- Genres: Country, Western music
- Years active: 1985–present
- Members: Gary Roller – bass and vocals Ryan Murphey – lead guitar and vocals Pat Flynn – guitar and vocals David Coe – fiddle and mandolin Troy Ingle – fiddle and mandolin Bobby Blazier – drums
- Website: www.michaelmartinmurphey.com

= Rio Grande Band =

The Rio Grande Band is the touring band for American singer-songwriter Michael Martin Murphey. Gary Roller is the longest-standing member of the band, having joined Murphey in his live performances in 1985. David Coe joined the band in 1990, and in the late 1990s, Ryan Murphey began recording with his father and touring with the band.
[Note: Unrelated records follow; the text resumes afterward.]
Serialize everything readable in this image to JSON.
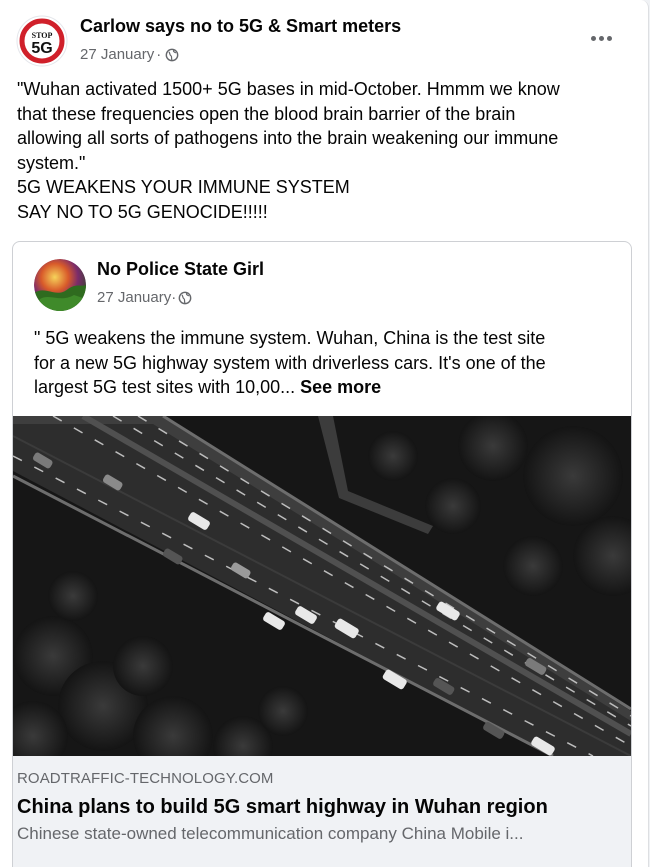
{
  "post": {
    "page_name": "Carlow says no to 5G & Smart meters",
    "avatar_text_top": "STOP",
    "avatar_text_main": "5G",
    "date": "27 January",
    "separator": "·",
    "privacy_icon": "globe-icon",
    "more_icon": "more-horizontal-icon",
    "text_lines": [
      "\"Wuhan activated 1500+ 5G bases in mid-October. Hmmm we know",
      "that these frequencies open the blood brain barrier of the brain",
      "allowing all sorts of pathogens into the brain weakening our immune",
      "system.\"",
      "5G WEAKENS YOUR IMMUNE SYSTEM",
      "SAY NO TO 5G GENOCIDE!!!!!"
    ]
  },
  "shared": {
    "author": "No Police State Girl",
    "date": "27 January",
    "separator": "·",
    "privacy_icon": "globe-icon",
    "text_lines": [
      "\" 5G weakens the immune system. Wuhan, China is the test site",
      "for a new 5G highway system with driverless cars. It's one of the",
      "largest 5G test sites with 10,00..."
    ],
    "see_more": "See more",
    "link": {
      "domain": "ROADTRAFFIC-TECHNOLOGY.COM",
      "title": "China plans to build 5G smart highway in Wuhan region",
      "description": "Chinese state-owned telecommunication company China Mobile i..."
    }
  },
  "colors": {
    "primary_text": "#050505",
    "secondary_text": "#65676b",
    "stop_red": "#d0202a",
    "link_bg": "#f0f2f5"
  }
}
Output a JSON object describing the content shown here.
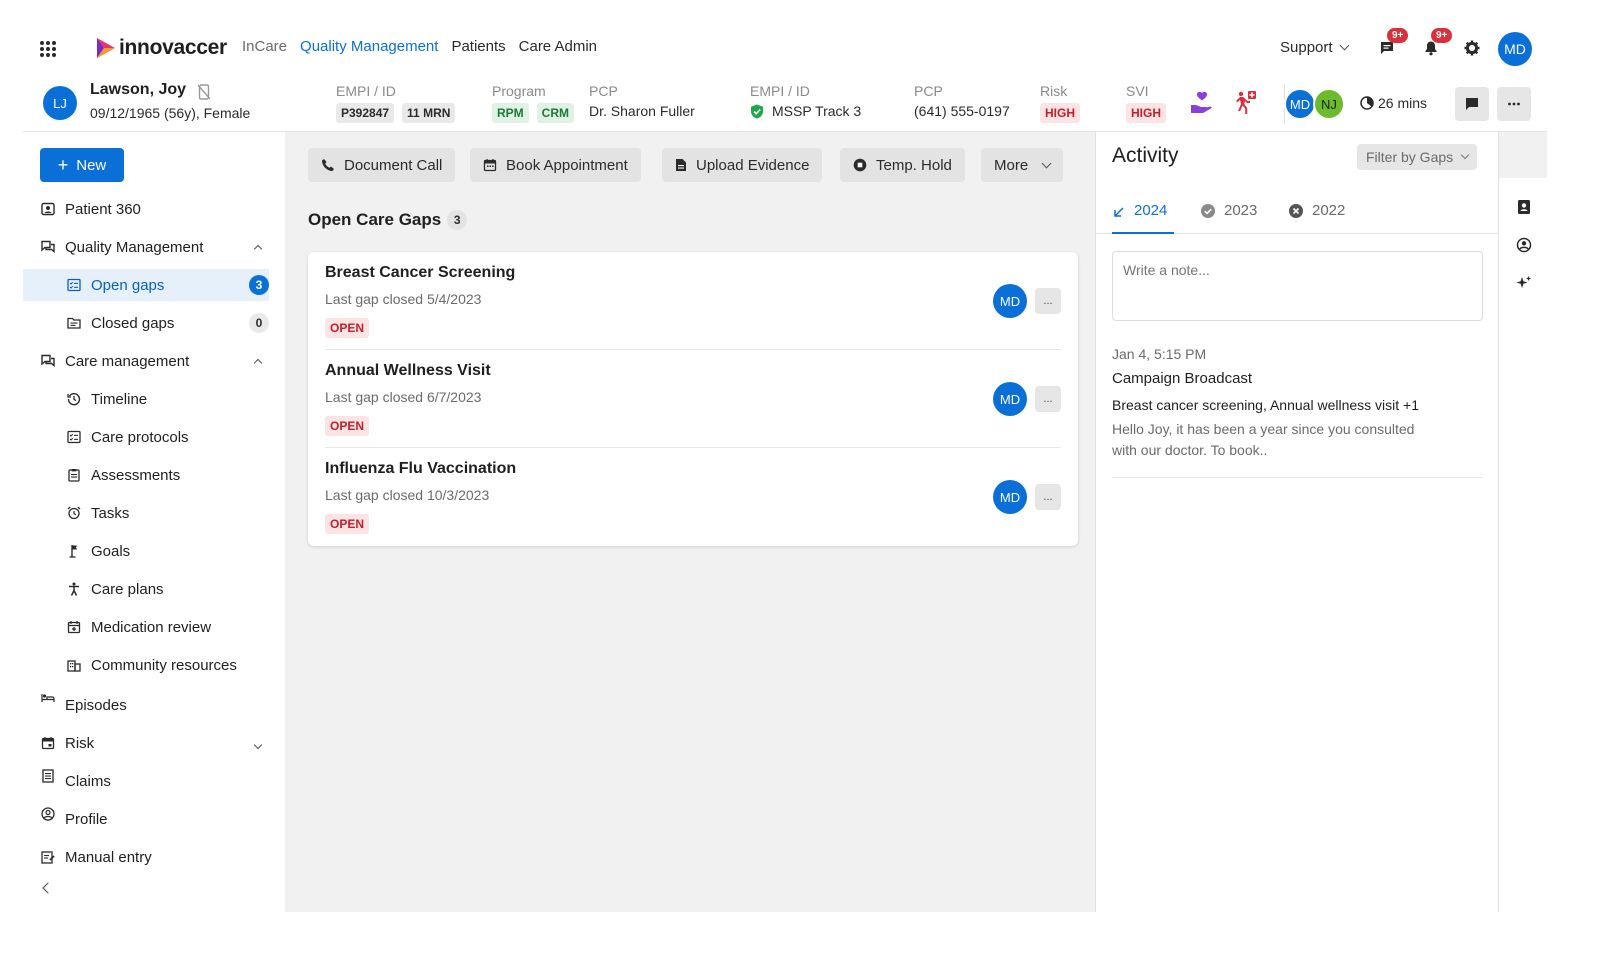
{
  "nav": {
    "brand": "innovaccer",
    "links": [
      "InCare",
      "Quality Management",
      "Patients",
      "Care Admin"
    ],
    "support": "Support",
    "messages_badge": "9+",
    "notifications_badge": "9+",
    "user_initials": "MD"
  },
  "patient": {
    "initials": "LJ",
    "name": "Lawson, Joy",
    "dob": "09/12/1965 (56y), Female",
    "empi_label": "EMPI / ID",
    "empi_id": "P392847",
    "mrn": "11 MRN",
    "program_label": "Program",
    "programs": [
      "RPM",
      "CRM"
    ],
    "pcp_label": "PCP",
    "pcp": "Dr. Sharon Fuller",
    "empi2_label": "EMPI / ID",
    "track": "MSSP Track 3",
    "pcp2_label": "PCP",
    "phone": "(641) 555-0197",
    "risk_label": "Risk",
    "risk": "HIGH",
    "svi_label": "SVI",
    "svi": "HIGH",
    "team": [
      "MD",
      "NJ"
    ],
    "timer": "26 mins"
  },
  "sidebar": {
    "new_label": "New",
    "items": [
      {
        "label": "Patient 360"
      },
      {
        "label": "Quality Management"
      },
      {
        "label": "Open gaps",
        "count": "3"
      },
      {
        "label": "Closed gaps",
        "count": "0"
      },
      {
        "label": "Care management"
      },
      {
        "label": "Timeline"
      },
      {
        "label": "Care protocols"
      },
      {
        "label": "Assessments"
      },
      {
        "label": "Tasks"
      },
      {
        "label": "Goals"
      },
      {
        "label": "Care plans"
      },
      {
        "label": "Medication review"
      },
      {
        "label": "Community resources"
      },
      {
        "label": "Episodes"
      },
      {
        "label": "Risk"
      },
      {
        "label": "Claims"
      },
      {
        "label": "Profile"
      },
      {
        "label": "Manual entry"
      }
    ]
  },
  "main": {
    "actions": [
      "Document Call",
      "Book Appointment",
      "Upload Evidence",
      "Temp. Hold",
      "More"
    ],
    "title": "Open Care Gaps",
    "title_count": "3",
    "gaps": [
      {
        "title": "Breast Cancer Screening",
        "last_closed": "Last gap closed 5/4/2023",
        "status": "OPEN",
        "assignee": "MD",
        "more": "..."
      },
      {
        "title": "Annual Wellness Visit",
        "last_closed": "Last gap closed 6/7/2023",
        "status": "OPEN",
        "assignee": "MD",
        "more": "..."
      },
      {
        "title": "Influenza Flu Vaccination",
        "last_closed": "Last gap closed 10/3/2023",
        "status": "OPEN",
        "assignee": "MD",
        "more": "..."
      }
    ]
  },
  "activity": {
    "title": "Activity",
    "filter": "Filter by Gaps",
    "tabs": [
      "2024",
      "2023",
      "2022"
    ],
    "note_placeholder": "Write a note...",
    "entry": {
      "time": "Jan 4, 5:15 PM",
      "type": "Campaign Broadcast",
      "subject": "Breast cancer screening, Annual wellness visit +1",
      "body": "Hello Joy, it has been a year since you consulted with our doctor. To book.."
    }
  },
  "colors": {
    "primary": "#0a6fd6",
    "danger": "#c0202a",
    "success": "#1b7a35",
    "brand_pink": "#e8336e"
  }
}
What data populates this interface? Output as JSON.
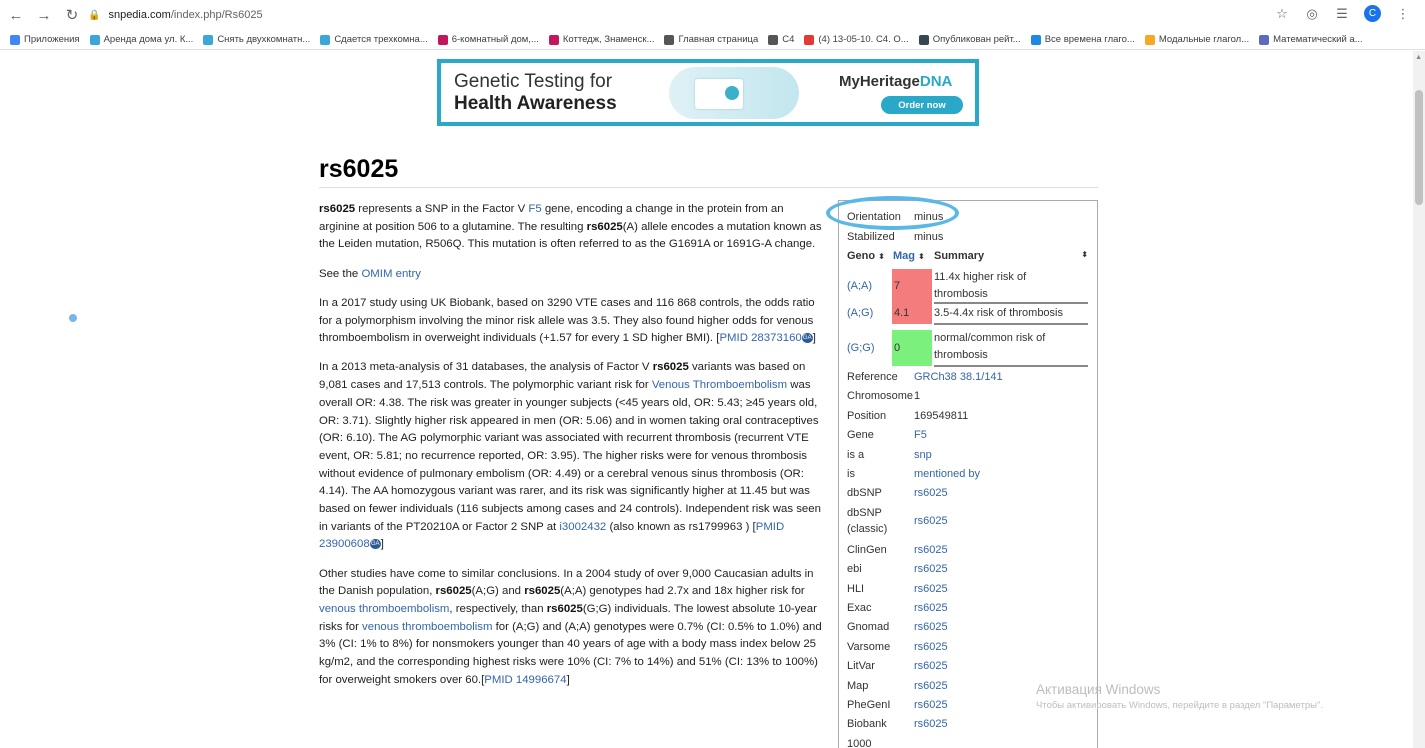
{
  "browser": {
    "url_host": "snpedia.com",
    "url_path": "/index.php/Rs6025",
    "avatar_letter": "C",
    "icons": [
      "back-icon",
      "forward-icon",
      "reload-icon",
      "lock-icon",
      "star-icon",
      "extension-icon",
      "reading-list-icon",
      "profile-avatar",
      "menu-icon"
    ]
  },
  "bookmarks": [
    {
      "label": "Приложения",
      "color": "#4285f4"
    },
    {
      "label": "Аренда дома ул. К...",
      "color": "#3aa7d8"
    },
    {
      "label": "Снять двухкомнатн...",
      "color": "#3aa7d8"
    },
    {
      "label": "Сдается трехкомна...",
      "color": "#3aa7d8"
    },
    {
      "label": "6-комнатный дом,...",
      "color": "#c2185b"
    },
    {
      "label": "Коттедж, Знаменск...",
      "color": "#c2185b"
    },
    {
      "label": "Главная страница",
      "color": "#555555"
    },
    {
      "label": "C4",
      "color": "#555555"
    },
    {
      "label": "(4) 13-05-10. C4. O...",
      "color": "#e53935"
    },
    {
      "label": "Опубликован рейт...",
      "color": "#37474f"
    },
    {
      "label": "Все времена глаго...",
      "color": "#1e88e5"
    },
    {
      "label": "Модальные глагол...",
      "color": "#f9a825"
    },
    {
      "label": "Математический а...",
      "color": "#5c6bc0"
    }
  ],
  "ad": {
    "line1": "Genetic Testing for",
    "line2": "Health Awareness",
    "brand": "MyHeritage",
    "brand_suffix": "DNA",
    "cta": "Order now"
  },
  "article": {
    "title": "rs6025",
    "p1": {
      "b1": "rs6025",
      "t1": " represents a SNP in the Factor V ",
      "link1": "F5",
      "t2": " gene, encoding a change in the protein from an arginine at position 506 to a glutamine. The resulting ",
      "b2": "rs6025",
      "t3": "(A) allele encodes a mutation known as the Leiden mutation, R506Q. This mutation is often referred to as the G1691A or 1691G-A change."
    },
    "p2": {
      "t1": "See the ",
      "link1": "OMIM entry"
    },
    "p3": {
      "t1": "In a 2017 study using UK Biobank, based on 3290 VTE cases and 116 868 controls, the odds ratio for a polymorphism involving the minor risk allele was 3.5. They also found higher odds for venous thromboembolism in overweight individuals (+1.57 for every 1 SD higher BMI). [",
      "link1": "PMID 28373160",
      "t2": "]"
    },
    "p4": {
      "t1": "In a 2013 meta-analysis of 31 databases, the analysis of Factor V ",
      "b1": "rs6025",
      "t2": " variants was based on 9,081 cases and 17,513 controls. The polymorphic variant risk for ",
      "link1": "Venous Thromboembolism",
      "t3": " was overall OR: 4.38. The risk was greater in younger subjects (<45 years old, OR: 5.43; ≥45 years old, OR: 3.71). Slightly higher risk appeared in men (OR: 5.06) and in women taking oral contraceptives (OR: 6.10). The AG polymorphic variant was associated with recurrent thrombosis (recurrent VTE event, OR: 5.81; no recurrence reported, OR: 3.95). The higher risks were for venous thrombosis without evidence of pulmonary embolism (OR: 4.49) or a cerebral venous sinus thrombosis (OR: 4.14). The AA homozygous variant was rarer, and its risk was significantly higher at 11.45 but was based on fewer individuals (116 subjects among cases and 24 controls). Independent risk was seen in variants of the PT20210A or Factor 2 SNP at ",
      "link2": "i3002432",
      "t4": " (also known as rs1799963 ) [",
      "link3": "PMID 23900608",
      "t5": "]"
    },
    "p5": {
      "t1": "Other studies have come to similar conclusions. In a 2004 study of over 9,000 Caucasian adults in the Danish population, ",
      "b1": "rs6025",
      "t2": "(A;G) and ",
      "b2": "rs6025",
      "t3": "(A;A) genotypes had 2.7x and 18x higher risk for ",
      "link1": "venous thromboembolism",
      "t4": ", respectively, than ",
      "b3": "rs6025",
      "t5": "(G;G) individuals. The lowest absolute 10-year risks for ",
      "link2": "venous thromboembolism",
      "t6": " for (A;G) and (A;A) genotypes were 0.7% (CI: 0.5% to 1.0%) and 3% (CI: 1% to 8%) for nonsmokers younger than 40 years of age with a body mass index below 25 kg/m2, and the corresponding highest risks were 10% (CI: 7% to 14%) and 51% (CI: 13% to 100%) for overweight smokers over 60.[",
      "link3": "PMID 14996674",
      "t7": "]"
    },
    "badge": "GA"
  },
  "infobox": {
    "orientation": {
      "label": "Orientation",
      "value": "minus"
    },
    "stabilized": {
      "label": "Stabilized",
      "value": "minus"
    },
    "headers": {
      "geno": "Geno",
      "mag": "Mag",
      "summary": "Summary"
    },
    "genotypes": [
      {
        "geno": "(A;A)",
        "mag": "7",
        "summary_l1": "11.4x higher risk of",
        "summary_l2": "thrombosis",
        "color": "#f47c7c"
      },
      {
        "geno": "(A;G)",
        "mag": "4.1",
        "summary_l1": "3.5-4.4x risk of thrombosis",
        "summary_l2": "",
        "color": "#f47c7c"
      },
      {
        "geno": "(G;G)",
        "mag": "0",
        "summary_l1": "normal/common risk of",
        "summary_l2": "thrombosis",
        "color": "#7cf07c"
      }
    ],
    "rows": [
      {
        "key": "Reference",
        "value": "GRCh38 38.1/141",
        "link": true
      },
      {
        "key": "Chromosome",
        "value": "1",
        "link": false
      },
      {
        "key": "Position",
        "value": "169549811",
        "link": false
      },
      {
        "key": "Gene",
        "value": "F5",
        "link": true
      },
      {
        "key": "is a",
        "value": "snp",
        "link": true
      },
      {
        "key": "is",
        "value": "mentioned by",
        "link": true
      },
      {
        "key": "dbSNP",
        "value": "rs6025",
        "link": true
      },
      {
        "key": "dbSNP (classic)",
        "value": "rs6025",
        "link": true
      },
      {
        "key": "ClinGen",
        "value": "rs6025",
        "link": true
      },
      {
        "key": "ebi",
        "value": "rs6025",
        "link": true
      },
      {
        "key": "HLI",
        "value": "rs6025",
        "link": true
      },
      {
        "key": "Exac",
        "value": "rs6025",
        "link": true
      },
      {
        "key": "Gnomad",
        "value": "rs6025",
        "link": true
      },
      {
        "key": "Varsome",
        "value": "rs6025",
        "link": true
      },
      {
        "key": "LitVar",
        "value": "rs6025",
        "link": true
      },
      {
        "key": "Map",
        "value": "rs6025",
        "link": true
      },
      {
        "key": "PheGenI",
        "value": "rs6025",
        "link": true
      },
      {
        "key": "Biobank",
        "value": "rs6025",
        "link": true
      },
      {
        "key": "1000",
        "value": "",
        "link": false
      }
    ]
  },
  "windows_activation": {
    "title": "Активация Windows",
    "subtitle": "Чтобы активировать Windows, перейдите в раздел \"Параметры\"."
  }
}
In recent years, Bobby Blazier and Troy Ingle were added to the lineup.

Guitarist Pat Flynn began recording with Murphey in 1993 on Cowboy Songs III, and began performing with the Rio Grande Band during the past decade. Flynn was inducted into the Frets "Gallery of Greats" alongside Chet Atkins, Doc Watson and Tony Rice. One of the great session guitarists in Country music, Flynn has appeared on over 400 albums, including 32 Gold and Platinum records. He has played on several CMA and Grammy award winning projects with a wide array of top artists.